There is no getting away from it: McColl’s Retail Group has had a really difficult 2021.
The supply chain disruption that has dogged the grocery sector since the summer has been felt acutely by the convenience chain. Just this week, McColl’s reported an 11.2% slump in revenues to £1.1bn for the year to 28 November. It was working with Morrisons on tackling this issue, it said, and has suggested things are now improving. In the past few weeks, stores have been bolstered by a return of the Walkers crisps that are central to its meal deal proposition.
But, as flagged in a profits warning last month, adjusted EBITDA for the year is now expected to be £20m-£22m – materially lower than consensus forecasts of £27m. Shares are down to just 12p.
Yet CEO Jonathan Miller remains bullish about the future and steadfast in his belief that its current strategy is right.
In essence, that strategy can be boiled down to two words: Morrisons Daily. The chain began converting its McColl’s convenience stores to Morrisons’ fascia in February 2019 with a 10-store trial in the north west, and currently has just over 100.
Last week it reached an agreement with Morrisons to increase its target for next November by a further 100 stores. At which time it will have converted 450 outlets and have more stores trading under the Morrisons name than Morrisons.

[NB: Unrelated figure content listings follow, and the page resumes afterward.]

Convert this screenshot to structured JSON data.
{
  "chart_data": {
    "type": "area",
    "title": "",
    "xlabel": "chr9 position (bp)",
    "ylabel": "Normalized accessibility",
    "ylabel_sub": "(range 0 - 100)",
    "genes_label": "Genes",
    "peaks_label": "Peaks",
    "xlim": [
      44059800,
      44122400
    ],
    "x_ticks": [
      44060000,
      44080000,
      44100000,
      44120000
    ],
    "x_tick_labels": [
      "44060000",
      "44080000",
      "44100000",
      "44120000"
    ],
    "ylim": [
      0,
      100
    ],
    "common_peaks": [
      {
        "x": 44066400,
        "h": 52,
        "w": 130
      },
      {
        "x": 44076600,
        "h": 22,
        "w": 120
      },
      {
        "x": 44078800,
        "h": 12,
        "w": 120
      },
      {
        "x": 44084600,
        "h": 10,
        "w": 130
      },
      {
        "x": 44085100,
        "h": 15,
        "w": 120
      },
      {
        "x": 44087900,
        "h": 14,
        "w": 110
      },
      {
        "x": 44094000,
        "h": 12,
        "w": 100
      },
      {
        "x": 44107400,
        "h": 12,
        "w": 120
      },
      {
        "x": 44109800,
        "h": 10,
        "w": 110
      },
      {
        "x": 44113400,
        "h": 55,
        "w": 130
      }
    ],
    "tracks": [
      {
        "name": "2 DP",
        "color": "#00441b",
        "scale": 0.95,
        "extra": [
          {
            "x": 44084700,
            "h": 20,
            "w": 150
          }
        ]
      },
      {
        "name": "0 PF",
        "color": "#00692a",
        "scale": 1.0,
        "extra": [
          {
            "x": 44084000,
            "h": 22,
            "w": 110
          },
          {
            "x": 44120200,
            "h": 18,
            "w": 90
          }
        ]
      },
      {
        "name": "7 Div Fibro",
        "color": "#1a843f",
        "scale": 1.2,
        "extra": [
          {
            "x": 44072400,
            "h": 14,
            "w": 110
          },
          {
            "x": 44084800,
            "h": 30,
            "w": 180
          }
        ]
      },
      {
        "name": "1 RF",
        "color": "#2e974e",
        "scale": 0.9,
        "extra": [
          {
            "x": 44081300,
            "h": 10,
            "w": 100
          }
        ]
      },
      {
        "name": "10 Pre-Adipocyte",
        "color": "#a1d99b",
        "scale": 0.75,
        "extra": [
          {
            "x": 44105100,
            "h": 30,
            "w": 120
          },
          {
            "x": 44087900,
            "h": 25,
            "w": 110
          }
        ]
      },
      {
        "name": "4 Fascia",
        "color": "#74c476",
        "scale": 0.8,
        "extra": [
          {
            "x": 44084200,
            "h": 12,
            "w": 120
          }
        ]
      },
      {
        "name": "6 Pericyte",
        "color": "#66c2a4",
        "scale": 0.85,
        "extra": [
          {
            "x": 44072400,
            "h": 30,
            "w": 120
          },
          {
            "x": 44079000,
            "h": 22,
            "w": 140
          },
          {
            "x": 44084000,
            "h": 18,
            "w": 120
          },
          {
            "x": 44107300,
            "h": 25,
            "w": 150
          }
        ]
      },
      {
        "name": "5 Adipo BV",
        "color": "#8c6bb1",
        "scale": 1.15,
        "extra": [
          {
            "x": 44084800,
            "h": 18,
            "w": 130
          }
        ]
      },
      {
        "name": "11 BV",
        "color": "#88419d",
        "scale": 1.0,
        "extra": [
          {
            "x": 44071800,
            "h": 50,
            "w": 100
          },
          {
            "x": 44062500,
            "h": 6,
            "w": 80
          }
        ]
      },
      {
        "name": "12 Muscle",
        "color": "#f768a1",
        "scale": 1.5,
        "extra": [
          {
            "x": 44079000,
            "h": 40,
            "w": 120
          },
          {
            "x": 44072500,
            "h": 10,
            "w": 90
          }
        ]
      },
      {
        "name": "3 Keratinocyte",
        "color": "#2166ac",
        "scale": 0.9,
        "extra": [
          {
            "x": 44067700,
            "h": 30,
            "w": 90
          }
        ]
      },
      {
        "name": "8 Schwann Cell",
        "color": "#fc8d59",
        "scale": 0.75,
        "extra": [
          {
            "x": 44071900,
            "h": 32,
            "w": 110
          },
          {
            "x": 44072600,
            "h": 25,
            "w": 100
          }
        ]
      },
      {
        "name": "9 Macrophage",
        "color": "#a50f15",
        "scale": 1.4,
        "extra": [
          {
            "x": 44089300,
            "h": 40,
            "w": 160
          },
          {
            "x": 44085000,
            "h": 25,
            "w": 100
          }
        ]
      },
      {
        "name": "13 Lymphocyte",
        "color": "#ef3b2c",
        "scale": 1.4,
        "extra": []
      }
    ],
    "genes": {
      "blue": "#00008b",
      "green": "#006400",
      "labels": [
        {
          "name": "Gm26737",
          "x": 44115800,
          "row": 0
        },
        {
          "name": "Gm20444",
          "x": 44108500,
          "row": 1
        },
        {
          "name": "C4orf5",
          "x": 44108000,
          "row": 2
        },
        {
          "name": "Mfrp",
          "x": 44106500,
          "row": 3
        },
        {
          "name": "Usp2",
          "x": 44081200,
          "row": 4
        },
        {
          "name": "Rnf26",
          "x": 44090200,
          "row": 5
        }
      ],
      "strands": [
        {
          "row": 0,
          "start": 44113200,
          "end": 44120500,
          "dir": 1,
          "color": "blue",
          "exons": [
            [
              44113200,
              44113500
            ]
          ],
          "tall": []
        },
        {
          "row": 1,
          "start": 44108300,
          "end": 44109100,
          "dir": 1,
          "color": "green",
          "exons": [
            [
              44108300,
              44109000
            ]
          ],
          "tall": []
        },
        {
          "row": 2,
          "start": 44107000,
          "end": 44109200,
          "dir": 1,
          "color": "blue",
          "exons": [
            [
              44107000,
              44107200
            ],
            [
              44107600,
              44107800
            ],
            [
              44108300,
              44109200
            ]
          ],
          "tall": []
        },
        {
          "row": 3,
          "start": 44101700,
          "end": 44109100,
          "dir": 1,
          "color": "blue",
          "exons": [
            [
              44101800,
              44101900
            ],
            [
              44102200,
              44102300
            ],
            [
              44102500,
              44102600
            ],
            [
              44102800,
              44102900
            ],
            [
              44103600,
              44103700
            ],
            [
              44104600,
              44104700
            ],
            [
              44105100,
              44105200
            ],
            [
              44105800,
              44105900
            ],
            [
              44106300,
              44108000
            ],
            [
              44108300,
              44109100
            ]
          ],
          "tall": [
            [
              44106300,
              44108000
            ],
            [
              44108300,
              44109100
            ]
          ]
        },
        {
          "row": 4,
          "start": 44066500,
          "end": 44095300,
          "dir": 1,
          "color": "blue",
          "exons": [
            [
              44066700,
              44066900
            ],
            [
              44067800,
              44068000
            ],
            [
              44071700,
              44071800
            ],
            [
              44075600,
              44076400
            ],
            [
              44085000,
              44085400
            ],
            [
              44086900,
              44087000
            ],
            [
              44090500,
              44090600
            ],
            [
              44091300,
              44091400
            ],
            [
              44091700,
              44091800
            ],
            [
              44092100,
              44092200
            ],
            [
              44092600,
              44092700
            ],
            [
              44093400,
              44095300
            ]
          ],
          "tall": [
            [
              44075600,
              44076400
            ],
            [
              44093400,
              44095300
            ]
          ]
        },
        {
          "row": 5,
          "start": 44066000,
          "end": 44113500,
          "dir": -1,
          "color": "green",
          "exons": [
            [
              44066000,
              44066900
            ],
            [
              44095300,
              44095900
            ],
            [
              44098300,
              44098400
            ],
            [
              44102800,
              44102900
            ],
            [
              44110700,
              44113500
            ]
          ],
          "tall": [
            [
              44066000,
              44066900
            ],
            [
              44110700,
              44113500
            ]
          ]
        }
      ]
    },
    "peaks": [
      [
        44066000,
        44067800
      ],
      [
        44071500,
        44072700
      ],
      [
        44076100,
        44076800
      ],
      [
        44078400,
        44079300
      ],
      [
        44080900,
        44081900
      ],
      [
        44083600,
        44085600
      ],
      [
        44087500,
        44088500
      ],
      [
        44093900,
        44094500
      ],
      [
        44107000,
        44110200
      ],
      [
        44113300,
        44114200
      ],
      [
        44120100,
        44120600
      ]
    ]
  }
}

“The availability issues have had a big impact on the business,” Miller says. “We could have quite easily taken our foot off the gas and just focused on sorting the current problems, but we so believe in the Morrisons Daily fascia that we’ve accelerated it.”
The results do certainly seem to stack up. The Morrisons Daily stores are by far the strongest performing in the 1,200-strong estate. Miller says the fascia will be bringing in over half of all the retailer’s revenues by November 2021 and suggests it could well be rolled out beyond the current planned 450 stores.
There are two key factors behind the improved performance at converted stores.
First is the halo effect of a well-recognised supermarket brand. Customers do not need educating about what they can expect to find in-store. If anything, the challenge is convincing existing shoppers that they can still get what they always did in McColl’s, such as services and competitively priced tobacco.
This is why the only McColl’s branding to be seen in a Morrisons Daily will be over the tobacco gantry.
“It’s just about getting into the shopper’s mindset that this is still your McColl’s store and you can do everything you did before, but you’ve got all this extra choice and better value,” Miller explains.
The second factor is the range. As well as the stronger supermarket-quality own label, the conversions are seeing a major shift towards chilled and frozen and core grocery. This is typically at the expense of non-food categories such as news, magazines and stationery.
Its store in Orpington, Kent, was converted in August. The amount of space dedicated to fresh food is up 40% and it is offering 300 fresh food lines. The total food mix has risen from 33% to 44% and its weekly sales are up 44% to £29,000.
The transformations are also having a knock-on effect on categories that haven’t been changed. Sales of red wine are up significantly as more customers buy into the meal for tonight options.
Also key to McColl’s confidence is the profitability of the conversions. It raised £30m in August to fund the accelerated rollout. At the time it said the stores would provide a return on investment within two to three years. It said this month that the shorter end of this prediction was likely – and Miller believes McColl’s can reduce this timeframe still further.
The business this week also said its lending banks remained supportive, with ongoing discussions towards an agreement for the new financial year expected to conclude by March, when it publishes its 2021 results.
“So we just need to get people through this initial period, which is macroeconomic and affecting everybody, and show them the future,” says Miller.
The vision is clear. McColl’s will be hoping for a calmer year in 2022 to execute it.